Both Tolstoy and Lear made the mistake of expecting the same care and respect from others they had whilst in wealth and power, after they had given it up. In effect, both of them expected that everything would turn out the way they expected, simply because that was what they wanted to happen!
At this point, Orwell starts to deal with what the pamphlet says about Tolstoy’s view of art and science and it is in fact explicit. This is a brief fair use quotation, that deserves wider attention. Tolstoy sees art and writing as legitimate only as “parables”:
The parables - this is where Tolstoy differs from the average vulgar puritan – must themselves be works of art, but pleasure and curiosity must be excluded from them.
Science, also, must be divorced from curiosity. The business of science, he says, is not to discover what happens, but to teach men how they ought to live.

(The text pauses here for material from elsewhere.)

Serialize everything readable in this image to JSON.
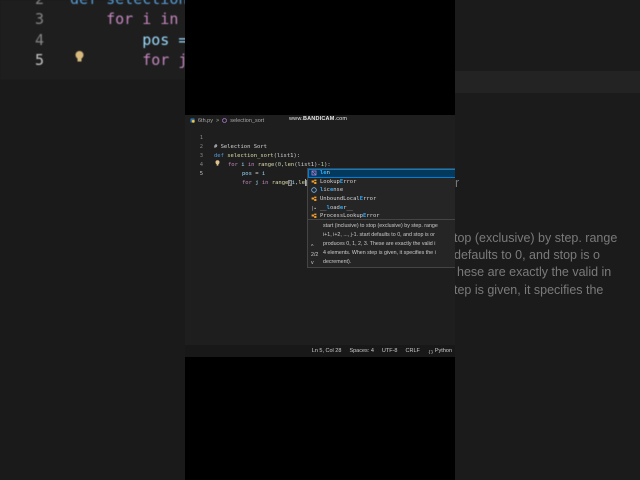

So also with history and politics.
Tolstoy’s vision, in other words, is not simply that the governed may not question their governors, which has been a common belief of governors through the ages, but that nobody may ever question anything, ever. Every branch of learning and discovery is turned into a submissive study of how to live one’s life, but a life without learning, with nothing new, ever, is a life without meaning and not really life any more. This goes beyond anything which Hitler or Stalin did or thought and it excels even King Nebuchadnezzar II. And yet, here in 2025, this is the very direction in which the global elite are taking us. We won’t be able to undo it by following the money because there will not be any money. We won’t be able to spread subversive ideas because there will be no thought. (Many politicians these days have a lot of trouble with thinking and have already largely contracted this nasty chore out to think-tanks, which are all seriously misnamed.) Curiosity becomes a crime, as does pleasure. Tolstoy may even be the source of the conclusion which Gino Giovanni and Benito Mussolini came to between them: private thoughts are selfish and should be banned.
Interestingly, Orwell sums up what Shakespeare is telling us through the play “King Lear” thus (another short fair use quotation):
If you live for others, you must live for others and not as a roundabout way of getting an advantage for yourself.
That is not going to be a popular message in either Davos or Connaught Square!